Do not forget the uses of glamour. Do not “shine” through so much you can’t pass or hide. That will get you killed or ostracized.
* * *
It’s a period of quiescence. I dreamt of a strange, but interesting house last night—a house of secrets and magic, but it was distracting and ultimately empty. Hollow décor. Pointless mysteries.
I want to climb the stairs, leave the buildings, escape.
My own shadow has caught my attention. As an idea. As a symbol-thought pointing to something else. Perhaps it is my shadow as I cast it into the world—an awareness of my interconnectedness with the greater world. But that’s not all of it.
I cast two shadows. I know it’s because there are two lightsources in the room. But it strikes me as significant.

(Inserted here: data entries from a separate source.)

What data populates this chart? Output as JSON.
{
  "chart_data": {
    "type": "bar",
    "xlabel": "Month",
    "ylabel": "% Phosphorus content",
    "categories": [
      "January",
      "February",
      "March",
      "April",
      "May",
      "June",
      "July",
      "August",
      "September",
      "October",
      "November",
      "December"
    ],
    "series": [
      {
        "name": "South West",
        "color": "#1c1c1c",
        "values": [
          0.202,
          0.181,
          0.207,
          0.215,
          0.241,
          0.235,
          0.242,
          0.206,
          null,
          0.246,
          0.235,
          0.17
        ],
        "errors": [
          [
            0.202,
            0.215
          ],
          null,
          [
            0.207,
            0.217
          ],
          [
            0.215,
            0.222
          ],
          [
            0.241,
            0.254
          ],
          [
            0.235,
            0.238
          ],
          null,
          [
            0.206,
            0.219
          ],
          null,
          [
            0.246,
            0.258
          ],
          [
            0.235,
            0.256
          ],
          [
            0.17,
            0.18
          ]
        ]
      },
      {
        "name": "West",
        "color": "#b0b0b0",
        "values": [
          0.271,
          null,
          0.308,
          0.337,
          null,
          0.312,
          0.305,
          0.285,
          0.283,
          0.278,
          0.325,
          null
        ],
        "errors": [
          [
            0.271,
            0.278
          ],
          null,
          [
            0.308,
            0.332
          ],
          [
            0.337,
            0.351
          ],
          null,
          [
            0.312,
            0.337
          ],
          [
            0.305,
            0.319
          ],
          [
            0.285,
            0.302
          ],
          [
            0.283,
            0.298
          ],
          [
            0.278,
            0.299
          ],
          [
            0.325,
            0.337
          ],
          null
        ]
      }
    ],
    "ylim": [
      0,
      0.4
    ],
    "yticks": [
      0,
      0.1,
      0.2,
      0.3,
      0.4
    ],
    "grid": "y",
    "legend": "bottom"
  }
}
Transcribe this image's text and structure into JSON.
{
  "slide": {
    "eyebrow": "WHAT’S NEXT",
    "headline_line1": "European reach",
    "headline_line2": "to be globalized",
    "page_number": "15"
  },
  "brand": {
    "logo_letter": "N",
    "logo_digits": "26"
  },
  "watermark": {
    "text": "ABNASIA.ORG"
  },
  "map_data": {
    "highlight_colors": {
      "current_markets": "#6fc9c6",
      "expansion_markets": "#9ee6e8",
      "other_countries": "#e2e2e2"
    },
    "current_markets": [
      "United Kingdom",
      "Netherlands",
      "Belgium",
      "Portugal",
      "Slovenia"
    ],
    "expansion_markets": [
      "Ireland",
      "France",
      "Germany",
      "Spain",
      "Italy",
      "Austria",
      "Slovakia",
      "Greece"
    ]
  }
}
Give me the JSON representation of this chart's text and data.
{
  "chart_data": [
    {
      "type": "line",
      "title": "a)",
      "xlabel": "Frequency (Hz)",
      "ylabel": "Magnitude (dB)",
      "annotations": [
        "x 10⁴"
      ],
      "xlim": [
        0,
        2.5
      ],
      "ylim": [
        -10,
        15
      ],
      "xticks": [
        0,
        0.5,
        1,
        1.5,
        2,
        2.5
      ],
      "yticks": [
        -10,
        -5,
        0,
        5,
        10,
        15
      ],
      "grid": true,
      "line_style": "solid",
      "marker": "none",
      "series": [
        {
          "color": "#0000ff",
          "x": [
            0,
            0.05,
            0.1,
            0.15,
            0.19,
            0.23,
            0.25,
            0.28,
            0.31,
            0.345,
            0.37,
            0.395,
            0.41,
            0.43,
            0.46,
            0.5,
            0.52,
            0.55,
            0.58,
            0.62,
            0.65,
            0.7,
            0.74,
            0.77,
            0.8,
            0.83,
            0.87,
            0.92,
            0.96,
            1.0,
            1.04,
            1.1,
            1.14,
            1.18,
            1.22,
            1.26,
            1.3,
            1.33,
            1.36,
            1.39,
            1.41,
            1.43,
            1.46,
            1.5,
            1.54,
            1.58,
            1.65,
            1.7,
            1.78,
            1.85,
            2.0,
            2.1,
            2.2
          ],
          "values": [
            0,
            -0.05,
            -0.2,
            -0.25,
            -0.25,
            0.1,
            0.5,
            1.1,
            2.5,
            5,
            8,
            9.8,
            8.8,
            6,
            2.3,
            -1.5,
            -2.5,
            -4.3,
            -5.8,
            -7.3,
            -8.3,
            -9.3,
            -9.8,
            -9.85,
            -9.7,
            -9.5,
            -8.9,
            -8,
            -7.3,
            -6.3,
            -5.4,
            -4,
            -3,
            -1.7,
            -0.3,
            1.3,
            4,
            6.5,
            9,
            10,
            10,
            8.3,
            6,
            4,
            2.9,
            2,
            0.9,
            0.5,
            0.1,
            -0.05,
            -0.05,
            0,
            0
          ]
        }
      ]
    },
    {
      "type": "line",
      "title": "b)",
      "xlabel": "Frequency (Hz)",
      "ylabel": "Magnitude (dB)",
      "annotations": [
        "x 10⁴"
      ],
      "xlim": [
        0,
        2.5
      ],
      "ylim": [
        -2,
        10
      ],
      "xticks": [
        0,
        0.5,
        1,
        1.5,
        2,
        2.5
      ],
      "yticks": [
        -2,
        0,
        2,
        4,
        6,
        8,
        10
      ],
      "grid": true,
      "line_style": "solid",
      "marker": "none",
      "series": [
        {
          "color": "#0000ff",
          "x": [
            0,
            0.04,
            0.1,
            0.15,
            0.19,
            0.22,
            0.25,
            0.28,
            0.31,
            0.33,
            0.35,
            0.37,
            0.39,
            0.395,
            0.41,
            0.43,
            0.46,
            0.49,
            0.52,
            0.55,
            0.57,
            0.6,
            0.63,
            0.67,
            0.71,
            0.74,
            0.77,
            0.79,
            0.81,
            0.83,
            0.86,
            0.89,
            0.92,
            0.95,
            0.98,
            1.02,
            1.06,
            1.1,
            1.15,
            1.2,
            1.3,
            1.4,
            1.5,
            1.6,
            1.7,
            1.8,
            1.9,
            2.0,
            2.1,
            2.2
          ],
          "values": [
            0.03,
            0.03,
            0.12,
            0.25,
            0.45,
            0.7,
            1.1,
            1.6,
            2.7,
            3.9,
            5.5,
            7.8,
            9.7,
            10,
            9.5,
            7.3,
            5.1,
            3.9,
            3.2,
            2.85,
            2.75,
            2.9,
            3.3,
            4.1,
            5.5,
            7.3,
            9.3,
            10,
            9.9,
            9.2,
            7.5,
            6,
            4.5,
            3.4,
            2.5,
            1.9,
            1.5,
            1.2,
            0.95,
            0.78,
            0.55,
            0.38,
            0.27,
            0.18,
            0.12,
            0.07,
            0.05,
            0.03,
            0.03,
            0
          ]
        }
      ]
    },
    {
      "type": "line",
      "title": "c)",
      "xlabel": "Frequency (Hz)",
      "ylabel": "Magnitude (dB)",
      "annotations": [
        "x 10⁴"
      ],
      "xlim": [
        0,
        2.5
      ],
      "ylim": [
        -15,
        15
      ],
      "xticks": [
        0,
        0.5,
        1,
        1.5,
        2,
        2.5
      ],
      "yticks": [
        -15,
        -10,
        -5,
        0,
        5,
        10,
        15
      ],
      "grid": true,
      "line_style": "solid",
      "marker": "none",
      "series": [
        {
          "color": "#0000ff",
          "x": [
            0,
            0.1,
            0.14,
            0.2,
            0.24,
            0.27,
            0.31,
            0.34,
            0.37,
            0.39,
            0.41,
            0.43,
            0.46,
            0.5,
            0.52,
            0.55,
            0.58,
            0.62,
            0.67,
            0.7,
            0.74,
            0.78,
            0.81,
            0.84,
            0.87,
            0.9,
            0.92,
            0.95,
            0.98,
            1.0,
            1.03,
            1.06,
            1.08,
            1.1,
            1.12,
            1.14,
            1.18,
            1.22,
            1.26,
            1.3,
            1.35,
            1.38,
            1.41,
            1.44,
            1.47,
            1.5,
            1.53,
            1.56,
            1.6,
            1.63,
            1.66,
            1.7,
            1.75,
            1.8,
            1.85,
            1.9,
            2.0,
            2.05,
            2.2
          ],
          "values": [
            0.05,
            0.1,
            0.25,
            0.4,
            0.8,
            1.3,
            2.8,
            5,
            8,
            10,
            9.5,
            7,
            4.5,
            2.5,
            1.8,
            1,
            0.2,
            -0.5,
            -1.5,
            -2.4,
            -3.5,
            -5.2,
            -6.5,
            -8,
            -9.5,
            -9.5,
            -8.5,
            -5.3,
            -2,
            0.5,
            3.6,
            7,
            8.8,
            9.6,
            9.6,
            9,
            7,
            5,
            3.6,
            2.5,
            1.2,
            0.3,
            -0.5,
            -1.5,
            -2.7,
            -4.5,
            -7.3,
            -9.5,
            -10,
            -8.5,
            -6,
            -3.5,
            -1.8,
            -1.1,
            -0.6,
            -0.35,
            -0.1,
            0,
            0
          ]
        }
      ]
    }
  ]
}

[sun] [sun] Who watches me?
[me] What do I point to?
[shadow] [shadow] What is the medium?
What casts the shadow?
These are the questions I try to consider, but the answer is not rational or immediate. [CHAOS] Sit on Chaos, pull it into yourself, channel and shape it.
How do we shape?
 Or, as Hal says in 1 Henry IV: I am now of all humours that have showed themselves / humours since the old days of goodman Adam to the / pupil age of this present twelve o’clock at midnight.”